President Barack Obama and Republican challenger Mitt Romney sparred in their weekly addresses Saturday over whose vision and policies are best for the country.
"Under President Obama, we will have a stagnant economy that fosters government dependency and chronically high unemployment," Romney said, asking for voters' support. "But if you elect me as president, we'll have pro-growth policies that foster upward mobility, strengthen the middle class and lift people out of poverty."
Obama argued that the country was recovering from the recession and "we're seeing signs that, as a nation, we're moving forward again."
"After losing about 800,000 jobs a month when I took office, our businesses have now added 5.2 million new jobs over the past two and a half years," he said. "And on Friday, we learned that the unemployment rate is now at its lowest level since I took office. More Americans are entering the work force. More Americans are getting jobs."
Obama was citing job numbers released a day earlier showing the unemployment rate dropped from 8.1% to 7.8% in September.
That number was based on the government's household employment survey, which found 873,000 more Americans were employed in September than August. The Labor Department's survey of employers found 114,000 jobs had been created in the month and revised upward the July and August numbers.
The unemployment rate has not been that low since the month Obama was inaugurated, in January 2009.
Romney said his economic plan would lead to significantly more economic growth.

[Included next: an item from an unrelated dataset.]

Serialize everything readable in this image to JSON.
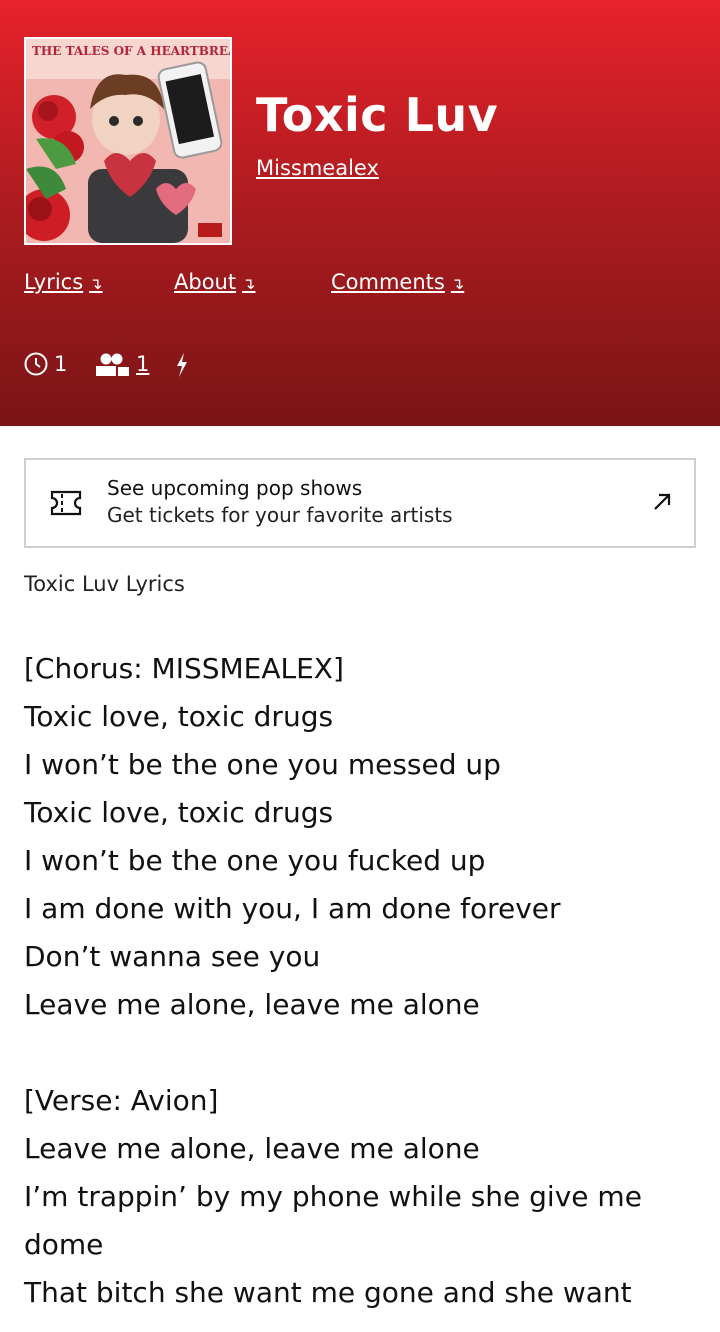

"On the economy, President Obama's plans for a second term all come down to more taxes, more borrowing and more spending," he said. "My Plan for a Stronger Middle Class will lead to rising incomes for everyone and create 12 million new jobs in my first term alone."
He also criticized Obama over his health reform law and handling of the national debt.
Obama did not name Romney in his address, but called for Congressional Republicans to work with him, accusing them of working instead to undo his policies.
"For some reason, some Republicans in Congress are still waging an all-out battle to delay, defund and dismantle these commonsense new rules," he said, citing banking regulations and other measures. "Do they think undoing rules that protect families from the worst practices of credit card companies and mortgage lenders will make the middle class stronger? Do they think getting rid of rules to prevent another crisis on Wall Street will make Main Street any safer?"
In the separate Republican Party weekly address, party chairman Reince Priebus argues that Obama has not done his job as president, and that Romney is better suited for the job.
"Midway through the debate, I think the president realized that he's been president for the past four years, and it was his policies and his agenda that have failed to produce any of the results that he promised us as a candidate," Priebus said.
Obama has placed campaigning ahead of holding the office, Priebus said.
"As a party chairman, I understand that the president must campaign," he said. "But he also has a job to do. While Barack Obama enjoys being president, he doesn't seem to enjoy the work required of being a great president."
Priebus went on to make the case for electing Romney, who he said is better than Obama on the economy and foreign policy.
Romney makes the case for himself Saturday when he hosts an early evening event in the battleground state of Florida.
Obama is off the campaign trail Saturday.